The part where I got stuck is this: Create a function print_president that receives the team name prints the following output:
Team: Real Madrid
President: Florentino Perez
Age: 70
Country: Spain
Office: 001
I could use a variable to display this but i need a function and I don't know how to work around this. Please help!
When you're trying to solve a problem (or ask a question) first simplify as much as you can. Your print_president() function takes a team name and then prints various pieces of information about the team. Each team is a dictionary with various attributes. So a simplified version of the problem might look like this:
teams = [
{
'name': 'Real Madrid',
'pres': 'Florentino',
},
{
'name': 'Barcelona',
'pres': 'Josep',
},
]
def print_president(team_name):
for t in teams:
# Now, you finish the rest. What should we check here?
...
print_president('Barcelona')
I can't think of a way to do this with just a team name, as you will have to know which dict to look at.

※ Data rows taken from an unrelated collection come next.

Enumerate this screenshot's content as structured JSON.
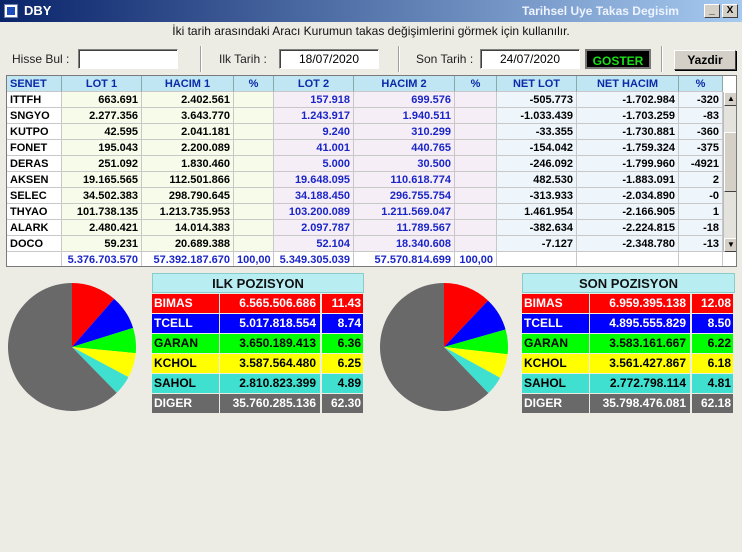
{
  "window": {
    "title": "DBY",
    "subtitle": "Tarihsel Uye Takas Degisim",
    "min_glyph": "_",
    "close_glyph": "X"
  },
  "hint": "İki tarih arasındaki  Aracı Kurumun takas değişimlerini görmek için kullanılır.",
  "toolbar": {
    "search_label": "Hisse Bul :",
    "search_value": "",
    "start_label": "Ilk Tarih :",
    "start_value": "18/07/2020",
    "end_label": "Son Tarih :",
    "end_value": "24/07/2020",
    "show_label": "GOSTER",
    "print_label": "Yazdir"
  },
  "table": {
    "headers": [
      "SENET",
      "LOT 1",
      "HACIM 1",
      "%",
      "LOT 2",
      "HACIM 2",
      "%",
      "NET LOT",
      "NET HACIM",
      "%"
    ],
    "rows": [
      [
        "ITTFH",
        "663.691",
        "2.402.561",
        "",
        "157.918",
        "699.576",
        "",
        "-505.773",
        "-1.702.984",
        "-320"
      ],
      [
        "SNGYO",
        "2.277.356",
        "3.643.770",
        "",
        "1.243.917",
        "1.940.511",
        "",
        "-1.033.439",
        "-1.703.259",
        "-83"
      ],
      [
        "KUTPO",
        "42.595",
        "2.041.181",
        "",
        "9.240",
        "310.299",
        "",
        "-33.355",
        "-1.730.881",
        "-360"
      ],
      [
        "FONET",
        "195.043",
        "2.200.089",
        "",
        "41.001",
        "440.765",
        "",
        "-154.042",
        "-1.759.324",
        "-375"
      ],
      [
        "DERAS",
        "251.092",
        "1.830.460",
        "",
        "5.000",
        "30.500",
        "",
        "-246.092",
        "-1.799.960",
        "-4921"
      ],
      [
        "AKSEN",
        "19.165.565",
        "112.501.866",
        "",
        "19.648.095",
        "110.618.774",
        "",
        "482.530",
        "-1.883.091",
        "2"
      ],
      [
        "SELEC",
        "34.502.383",
        "298.790.645",
        "",
        "34.188.450",
        "296.755.754",
        "",
        "-313.933",
        "-2.034.890",
        "-0"
      ],
      [
        "THYAO",
        "101.738.135",
        "1.213.735.953",
        "",
        "103.200.089",
        "1.211.569.047",
        "",
        "1.461.954",
        "-2.166.905",
        "1"
      ],
      [
        "ALARK",
        "2.480.421",
        "14.014.383",
        "",
        "2.097.787",
        "11.789.567",
        "",
        "-382.634",
        "-2.224.815",
        "-18"
      ],
      [
        "DOCO",
        "59.231",
        "20.689.388",
        "",
        "52.104",
        "18.340.608",
        "",
        "-7.127",
        "-2.348.780",
        "-13"
      ]
    ],
    "totals": [
      "",
      "5.376.703.570",
      "57.392.187.670",
      "100,00",
      "5.349.305.039",
      "57.570.814.699",
      "100,00",
      "",
      "",
      ""
    ]
  },
  "scrollbar": {
    "up_glyph": "▲",
    "down_glyph": "▼"
  },
  "first_position": {
    "title": "ILK POZISYON",
    "rows": [
      {
        "name": "BIMAS",
        "value": "6.565.506.686",
        "pct": "11.43",
        "color": "#ff0000",
        "text": "#ffffff",
        "share": 11.43
      },
      {
        "name": "TCELL",
        "value": "5.017.818.554",
        "pct": "8.74",
        "color": "#0000ff",
        "text": "#ffffff",
        "share": 8.74
      },
      {
        "name": "GARAN",
        "value": "3.650.189.413",
        "pct": "6.36",
        "color": "#00ff00",
        "text": "#000000",
        "share": 6.36
      },
      {
        "name": "KCHOL",
        "value": "3.587.564.480",
        "pct": "6.25",
        "color": "#ffff00",
        "text": "#000000",
        "share": 6.25
      },
      {
        "name": "SAHOL",
        "value": "2.810.823.399",
        "pct": "4.89",
        "color": "#40e0d0",
        "text": "#000000",
        "share": 4.89
      },
      {
        "name": "DIGER",
        "value": "35.760.285.136",
        "pct": "62.30",
        "color": "#696969",
        "text": "#ffffff",
        "share": 62.3
      }
    ]
  },
  "last_position": {
    "title": "SON POZISYON",
    "rows": [
      {
        "name": "BIMAS",
        "value": "6.959.395.138",
        "pct": "12.08",
        "color": "#ff0000",
        "text": "#ffffff",
        "share": 12.08
      },
      {
        "name": "TCELL",
        "value": "4.895.555.829",
        "pct": "8.50",
        "color": "#0000ff",
        "text": "#ffffff",
        "share": 8.5
      },
      {
        "name": "GARAN",
        "value": "3.583.161.667",
        "pct": "6.22",
        "color": "#00ff00",
        "text": "#000000",
        "share": 6.22
      },
      {
        "name": "KCHOL",
        "value": "3.561.427.867",
        "pct": "6.18",
        "color": "#ffff00",
        "text": "#000000",
        "share": 6.18
      },
      {
        "name": "SAHOL",
        "value": "2.772.798.114",
        "pct": "4.81",
        "color": "#40e0d0",
        "text": "#000000",
        "share": 4.81
      },
      {
        "name": "DIGER",
        "value": "35.798.476.081",
        "pct": "62.18",
        "color": "#696969",
        "text": "#ffffff",
        "share": 62.18
      }
    ]
  }
}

I think something like this:
def print_president(team):
print 'Team: {team} President: {president} Age: {age} Country: {country} Office: {office}'.format(
team=team['Club Name'],
president=team['Club President']['Name'],
age=team['Club President']['Age'],
country=team['Club President']['Country'],
office=team['Club President']['Office']
)
If you are thinking of looking through all the teams in the list, then pass in two arguments: teams_list and team_name:
def print_president(teams_list,team_name):
for team in teams_list:
if team_name in team.values():
print 'Team: {team} President: {president} Age: {age} Country: {country} Office: {office}'.format(
team=team['Club Name'],
president=team['Club President']['Name'],
age=team['Club President']['Age'],
country=team['Club President']['Country'],
office=team['Club President']['Office']
)